Alternative condition-specific therapies for patients with virus-negative or autoimmune inflammatory cardiomyopathies include autoantibody removal through immunoadsorption, followed by intravenous immune globulin therapy (IVIG). A small-scale randomized study of IVIG in patients with parvovirus B19-related inflammatory cardiomyopathy or chronic myocarditis showed that IVIG did not improve cardiac function, exercise tolerance, or quality of life.66 A large multicenter study is currently underway (Multicenter Study of Immunoadsorption in Dilated Cardiomyopathy; IASO-DCM [NCT00558584]), focusing on patients with DCM to further evaluate these approaches.

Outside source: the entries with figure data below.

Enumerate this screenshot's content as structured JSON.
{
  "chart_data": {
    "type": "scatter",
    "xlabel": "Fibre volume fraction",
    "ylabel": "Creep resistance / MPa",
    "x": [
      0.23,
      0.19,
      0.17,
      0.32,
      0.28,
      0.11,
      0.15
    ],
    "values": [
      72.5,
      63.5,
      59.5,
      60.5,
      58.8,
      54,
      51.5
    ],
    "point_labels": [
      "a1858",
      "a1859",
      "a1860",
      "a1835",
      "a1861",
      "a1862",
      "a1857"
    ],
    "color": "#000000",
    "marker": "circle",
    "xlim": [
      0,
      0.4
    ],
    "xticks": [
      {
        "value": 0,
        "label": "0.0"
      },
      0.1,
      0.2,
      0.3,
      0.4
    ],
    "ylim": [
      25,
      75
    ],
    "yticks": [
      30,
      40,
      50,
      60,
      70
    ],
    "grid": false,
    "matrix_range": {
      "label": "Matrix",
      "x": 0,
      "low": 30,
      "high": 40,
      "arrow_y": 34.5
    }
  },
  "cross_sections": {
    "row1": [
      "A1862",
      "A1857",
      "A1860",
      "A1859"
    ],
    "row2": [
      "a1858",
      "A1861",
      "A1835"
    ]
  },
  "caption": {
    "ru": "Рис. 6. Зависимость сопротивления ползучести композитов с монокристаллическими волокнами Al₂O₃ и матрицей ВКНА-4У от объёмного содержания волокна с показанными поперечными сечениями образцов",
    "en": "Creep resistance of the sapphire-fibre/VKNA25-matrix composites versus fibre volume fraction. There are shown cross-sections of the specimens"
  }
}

Given the role of viral infection in the pathogenesis of viral myocarditis, antiviral therapy also holds theoretical potential. Myocardial injury during the early stages of myocarditis is caused by viral entry and replication in cardiomyocytes.67 Therefore, early administration of antiviral drugs upon confirmation of viral genome positivity may be beneficial. For instance, early administration of oseltamivir has been reported to reduce the mortality rate for viral myocarditis caused by influenza A virus.11 However, no antiviral therapies with proven efficacy for myocarditis have been established. Consequently, antiviral therapy is not currently recommended for the treatment of myocarditis.4,5,11

Challenges and Future Directions

As discussed, the definitions and concepts of myocarditis have evolved significantly, and the JCS has recently updated its guidelines. However, a major challenge lies in translating these conceptual advancements into effective therapeutic applications. In recent years, there has been progress in research, particularly in Europe, focusing on individualized treatments guided by viral genome polymerase chain reaction evaluation in myocardial tissue. Immunosuppressive therapy has shown promise in patients with the chronic phase of myocarditis and negative viral genomes. Conversely, emerging studies suggest the potential role of antiviral therapy in patients with positive viral genomes. Despite these developments, both of these individualized therapeutic approaches remain in their preliminary stages. Additionally, viral infections are known to exhibit geographical variation, and the epidemiological profile of viral infections in patients with myocarditis in Japan remains to be fully elucidated. High-quality clinical studies are urgently needed to establish robust evidence base and drive the development of effective, targeted treatment strategies.

Acknowledgments

None.

Sources of Funding

This was supported by a grant from the Japan Agency for Medical Research and Development (AMED) under grant number 24ek0109683h0002 (to T.N., K.O.-O., K.I.-Y.).

Disclosures

T.N. received research grants from Pfizer Inc., Mitsubishi Tanabe Pharma Corp., and Roche Diagnostics K.K., and honoraria from Kyowa Kirin Co., Ltd., Bayer Yakuhin, Ltd., Viatris Inc., Nippon Boehringer Ingelheim Co., Ltd., and Bristol-Myers Squibb K.K. T.A. received a research grant from Daiichi Sankyo Co., Ltd.; scholarship funds from Biotronik Japan Co., Ltd., Medtronic Japan Co., Ltd., Win International Co., Ltd., Medical System Network Co., Ltd., and Hokuyaku Takeyama Holdings, Inc.; and honoraria from Daiichi Sankyo Co., Ltd., Ono Pharmaceutical Co., Ltd., Boehringer Ingelheim Japan Co., Ltd., Bayer’s Pharmaceuticals Co., Ltd., and Bristol-Myers Squibb Co., Ltd. The remaining authors declare no conflicts of interest.